At some stage, however, HG realised the predicament that Germany was in. Bruhns only recently discovered that her father, who spent two years during the war as a German secret agent in Denmark, had been in touch with the resistance. In early 1942 HG volunteered to serve on the eastern front; though his frequent letters home fail to mention this, HG must have known about the mass executions of Jews in Russia and Poland, Bruhns believes, and grown even more disillusioned with the Third Reich after the disaster of Stalingrad.

HG returned home from the front; Bruhns's mother, who has been looking after five children, then discovered a love letter to another woman in his pack. In February 1944, as his marriage disintegrated, HG met with several of the conspirators who were preparing to assassinate Hitler. They included Bernhard Klamroth - a distant family relative who had just married Bruhns'seldest sister Ursula. Five months later Berhand handled the explosives which were used in the attempt to blow up the Führer. But Hitler survived the explosion at his Wolfschanze HQ with superficial injuries.

The denouement was swift. Recounting his death, Bruhns writes to her lost father. "I want to tell him he is not alone, even after 60 years. Here I am, who have accompanied him through his whole life, and I am not going to let him go. I would have liked to have laughed with you, HG, and enjoyed your jokes and warmth ... I would have liked to have loved you. I thank you."

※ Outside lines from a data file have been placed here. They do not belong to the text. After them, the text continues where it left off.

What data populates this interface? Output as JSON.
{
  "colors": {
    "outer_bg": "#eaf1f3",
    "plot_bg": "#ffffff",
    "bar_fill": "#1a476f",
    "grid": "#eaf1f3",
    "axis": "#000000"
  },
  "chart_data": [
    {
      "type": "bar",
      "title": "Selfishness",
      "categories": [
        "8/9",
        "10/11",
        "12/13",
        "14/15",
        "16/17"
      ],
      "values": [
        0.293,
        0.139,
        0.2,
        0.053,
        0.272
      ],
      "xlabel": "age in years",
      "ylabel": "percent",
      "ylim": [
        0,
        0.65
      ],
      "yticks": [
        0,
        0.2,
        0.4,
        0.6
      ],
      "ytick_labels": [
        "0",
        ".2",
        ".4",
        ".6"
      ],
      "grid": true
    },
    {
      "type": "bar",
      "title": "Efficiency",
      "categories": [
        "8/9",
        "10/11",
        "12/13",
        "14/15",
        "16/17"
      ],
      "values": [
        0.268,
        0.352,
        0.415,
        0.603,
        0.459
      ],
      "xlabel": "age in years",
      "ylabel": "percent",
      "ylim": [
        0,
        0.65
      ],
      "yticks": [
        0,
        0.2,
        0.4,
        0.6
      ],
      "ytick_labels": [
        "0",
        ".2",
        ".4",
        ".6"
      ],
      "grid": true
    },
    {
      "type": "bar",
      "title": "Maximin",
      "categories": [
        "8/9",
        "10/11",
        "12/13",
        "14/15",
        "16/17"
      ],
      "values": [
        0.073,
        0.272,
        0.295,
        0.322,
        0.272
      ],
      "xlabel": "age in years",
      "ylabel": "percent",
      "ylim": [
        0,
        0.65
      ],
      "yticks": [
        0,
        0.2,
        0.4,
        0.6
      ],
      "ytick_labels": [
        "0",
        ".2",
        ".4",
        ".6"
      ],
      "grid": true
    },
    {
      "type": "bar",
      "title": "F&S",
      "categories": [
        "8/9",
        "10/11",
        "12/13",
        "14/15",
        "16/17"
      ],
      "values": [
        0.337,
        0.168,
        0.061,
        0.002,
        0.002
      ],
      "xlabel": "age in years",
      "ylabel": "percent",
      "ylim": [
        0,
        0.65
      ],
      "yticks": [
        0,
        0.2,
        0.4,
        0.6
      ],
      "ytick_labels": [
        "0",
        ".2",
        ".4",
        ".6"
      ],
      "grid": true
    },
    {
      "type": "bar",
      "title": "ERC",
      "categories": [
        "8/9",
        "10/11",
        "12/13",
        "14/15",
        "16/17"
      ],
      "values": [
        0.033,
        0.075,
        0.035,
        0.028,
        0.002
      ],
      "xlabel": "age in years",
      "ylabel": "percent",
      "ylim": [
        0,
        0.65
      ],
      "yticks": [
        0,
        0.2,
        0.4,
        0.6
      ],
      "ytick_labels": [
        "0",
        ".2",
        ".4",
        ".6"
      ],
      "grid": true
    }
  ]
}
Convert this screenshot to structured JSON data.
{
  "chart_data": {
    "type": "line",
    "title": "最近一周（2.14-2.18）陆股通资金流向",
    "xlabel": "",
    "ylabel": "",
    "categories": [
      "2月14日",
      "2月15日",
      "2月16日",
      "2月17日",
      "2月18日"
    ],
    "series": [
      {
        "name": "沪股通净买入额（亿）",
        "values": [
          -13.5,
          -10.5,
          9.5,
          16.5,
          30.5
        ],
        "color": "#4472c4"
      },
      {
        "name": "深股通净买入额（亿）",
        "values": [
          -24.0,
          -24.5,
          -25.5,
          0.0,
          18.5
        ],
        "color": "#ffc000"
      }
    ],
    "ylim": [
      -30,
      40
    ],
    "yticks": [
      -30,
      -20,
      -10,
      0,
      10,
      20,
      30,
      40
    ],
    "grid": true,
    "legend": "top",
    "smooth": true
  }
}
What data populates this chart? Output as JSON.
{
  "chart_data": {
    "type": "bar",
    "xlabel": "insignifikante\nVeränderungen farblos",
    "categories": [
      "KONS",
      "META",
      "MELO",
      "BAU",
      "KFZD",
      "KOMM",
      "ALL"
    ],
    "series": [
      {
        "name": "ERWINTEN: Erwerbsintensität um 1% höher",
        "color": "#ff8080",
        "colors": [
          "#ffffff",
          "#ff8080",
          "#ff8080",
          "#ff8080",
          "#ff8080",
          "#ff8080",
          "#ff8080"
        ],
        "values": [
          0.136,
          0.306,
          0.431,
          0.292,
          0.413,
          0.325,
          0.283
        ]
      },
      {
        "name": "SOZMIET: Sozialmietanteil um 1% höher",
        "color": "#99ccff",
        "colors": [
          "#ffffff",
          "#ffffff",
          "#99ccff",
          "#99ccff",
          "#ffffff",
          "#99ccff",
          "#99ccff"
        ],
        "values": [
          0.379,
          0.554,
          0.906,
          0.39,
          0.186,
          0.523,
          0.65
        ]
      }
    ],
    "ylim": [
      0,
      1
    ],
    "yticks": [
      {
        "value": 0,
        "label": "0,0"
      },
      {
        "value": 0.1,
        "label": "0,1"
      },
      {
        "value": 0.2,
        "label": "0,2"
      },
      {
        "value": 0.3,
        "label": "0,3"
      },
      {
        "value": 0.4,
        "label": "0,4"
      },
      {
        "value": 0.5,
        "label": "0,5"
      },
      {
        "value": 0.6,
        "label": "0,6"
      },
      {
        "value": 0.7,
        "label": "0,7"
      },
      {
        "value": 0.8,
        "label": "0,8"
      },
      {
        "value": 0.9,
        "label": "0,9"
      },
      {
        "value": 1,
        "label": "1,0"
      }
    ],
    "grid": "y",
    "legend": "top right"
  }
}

After the fall of the Berlin wall, the family even got their enormous house in Halberstadt back, where, in 1945, Russian soldiers danced on the sofas. Klamroth was only recognised as a hero in the 1960s, Bruhns said. In the immediate postwar years, the headmaster who expelled her from boarding school described her father as a "traitor".

Bruhns first childhood memory is of going into the kitchen after Germany's defeat and asking her mother why nobody said "Heil Hitler" any more. Her mother clipped her round the ear. She concludes: "Perhaps I should have asked: why did anybody say it?"